The other aspect that springs to mind is perhaps trickier to evaluate the effect of, it's that programmers code to a target. This affects all cross platform benchmarking. Outside of mobile, IMRs have been the only game in town, and code and hardware has co-evolved. While you can run that code on a TBDR, it was originally coded taking the strengths and weaknesses of the target (industry standard) hardware in mind. Not only doesn't it take advantage of the benefits of TBDR, it may choose techniques that you simply wouldn't have gone for at all, if you knew that the code would run on a TBDR. You would have done things differently to get similar results with better performance. Indeed the game itself might have looked different!*
(*Ancient trivial example - the hidden surface removal made overdraw really cheap on TBDRs, so having villages and towns with lots of structures was no problem, whereas foliage (at the time handled via transparency) was a kick in the TBDR nuts. The TBDRs of the time was benchmarked using game environments that would simply have looked different, had it been know that they would be produced by that kind of architecture. But they were created based on the strengths and weaknesses of the dominant approach.)

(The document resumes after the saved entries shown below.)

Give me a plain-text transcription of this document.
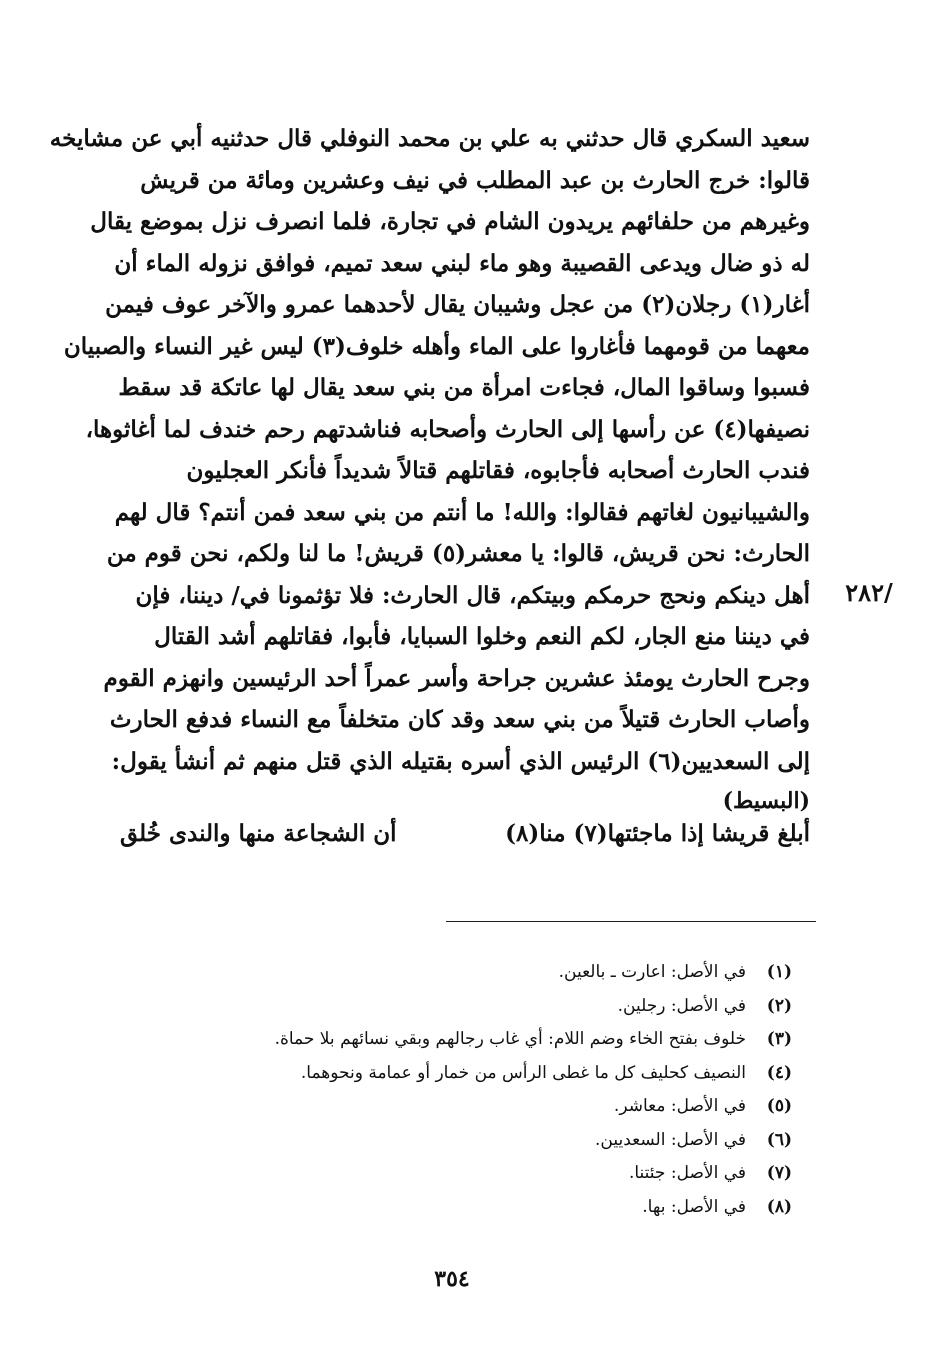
سعيد السكري قال حدثني به علي بن محمد النوفلي قال حدثنيه أبي عن مشايخه
قالوا: خرج الحارث بن عبد المطلب في نيف وعشرين ومائة من قريش
وغيرهم من حلفائهم يريدون الشام في تجارة، فلما انصرف نزل بموضع يقال
له ذو ضال ويدعى القصيبة وهو ماء لبني سعد تميم، فوافق نزوله الماء أن
أغار(١) رجلان(٢) من عجل وشيبان يقال لأحدهما عمرو والآخر عوف فيمن
معهما من قومهما فأغاروا على الماء وأهله خلوف(٣) ليس غير النساء والصبيان
فسبوا وساقوا المال، فجاءت امرأة من بني سعد يقال لها عاتكة قد سقط
نصيفها(٤) عن رأسها إلى الحارث وأصحابه فناشدتهم رحم خندف لما أغاثوها،
فندب الحارث أصحابه فأجابوه، فقاتلهم قتالاً شديداً فأنكر العجليون
والشيبانيون لغاتهم فقالوا: والله! ما أنتم من بني سعد فمن أنتم؟ قال لهم
الحارث: نحن قريش، قالوا: يا معشر(٥) قريش! ما لنا ولكم، نحن قوم من
أهل دينكم ونحج حرمكم وبيتكم، قال الحارث: فلا تؤثمونا في/ ديننا، فإن
في ديننا منع الجار، لكم النعم وخلوا السبايا، فأبوا، فقاتلهم أشد القتال
وجرح الحارث يومئذ عشرين جراحة وأسر عمراً أحد الرئيسين وانهزم القوم
وأصاب الحارث قتيلاً من بني سعد وقد كان متخلفاً مع النساء فدفع الحارث
إلى السعديين(٦) الرئيس الذي أسره بقتيله الذي قتل منهم ثم أنشأ يقول:
/٢٨٢
(البسيط)
أبلغ قريشا إذا ماجئتها(٧) منا(٨)
أن الشجاعة منها والندى خُلق
(١)
في الأصل: اعارت ـ بالعين.
(٢)
في الأصل: رجلين.
(٣)
خلوف بفتح الخاء وضم اللام: أي غاب رجالهم وبقي نسائهم بلا حماة.
(٤)
النصيف كحليف كل ما غطى الرأس من خمار أو عمامة ونحوهما.
(٥)
في الأصل: معاشر.
(٦)
في الأصل: السعديين.
(٧)
في الأصل: جئتنا.
(٨)
في الأصل: بها.
٣٥٤
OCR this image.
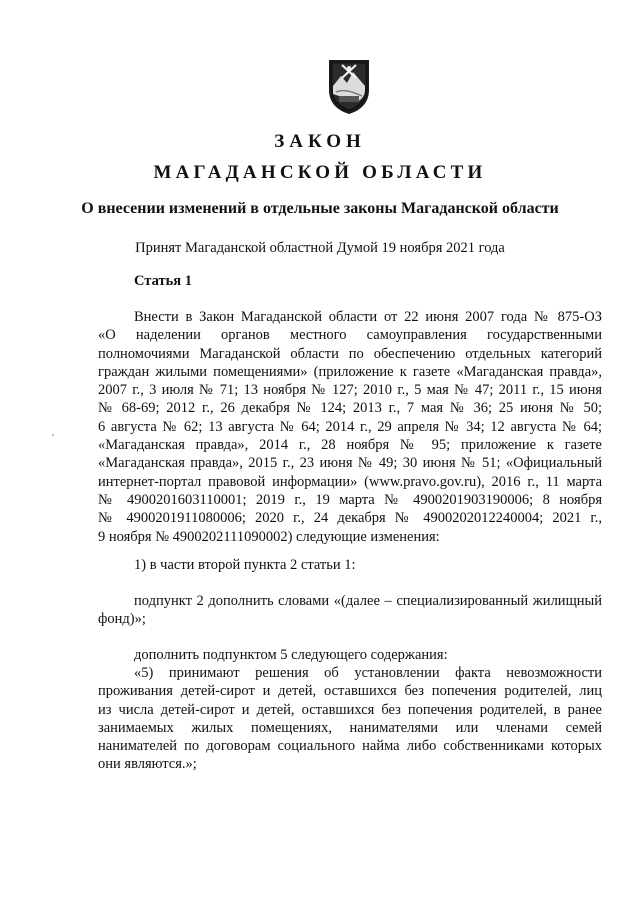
ЗАКОН
МАГАДАНСКОЙ ОБЛАСТИ
О внесении изменений в отдельные законы Магаданской области
Принят Магаданской областной Думой 19 ноября 2021 года
Статья 1
Внести в Закон Магаданской области от 22 июня 2007 года № 875-ОЗ
«О наделении органов местного самоуправления государственными
полномочиями Магаданской области по обеспечению отдельных категорий
граждан жилыми помещениями» (приложение к газете «Магаданская правда»,
2007 г., 3 июля № 71; 13 ноября № 127; 2010 г., 5 мая № 47; 2011 г., 15 июня
№ 68-69; 2012 г., 26 декабря № 124; 2013 г., 7 мая № 36; 25 июня № 50;
6 августа № 62; 13 августа № 64; 2014 г., 29 апреля № 34; 12 августа № 64;
«Магаданская правда», 2014 г., 28 ноября № 95; приложение к газете
«Магаданская правда», 2015 г., 23 июня № 49; 30 июня № 51; «Официальный
интернет-портал правовой информации» (www.pravo.gov.ru), 2016 г., 11 марта
№ 4900201603110001; 2019 г., 19 марта № 4900201903190006; 8 ноября
№ 4900201911080006; 2020 г., 24 декабря № 4900202012240004; 2021 г.,
9 ноября № 4900202111090002) следующие изменения:
1) в части второй пункта 2 статьи 1:
подпункт 2 дополнить словами «(далее – специализированный жилищный
фонд)»;
дополнить подпунктом 5 следующего содержания:
«5) принимают решения об установлении факта невозможности
проживания детей-сирот и детей, оставшихся без попечения родителей, лиц
из числа детей-сирот и детей, оставшихся без попечения родителей, в ранее
занимаемых жилых помещениях, нанимателями или членами семей
нанимателей по договорам социального найма либо собственниками которых
они являются.»;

Apples 3D developer videos are relatively easy to follow, and this sort of thing crops up in them - not only the more common case of "if you have been doing things like this, you'd gain a lot by modifying your code like that instead", but also "since this is really cheap, it's a good way to...". But it would take an active 3D-programmer to say just how much of a difference using an Apple TBDR as an original target for your code would make. I can only say that yes, it would make a difference, but don't have the real world experience to express that difference in numbers.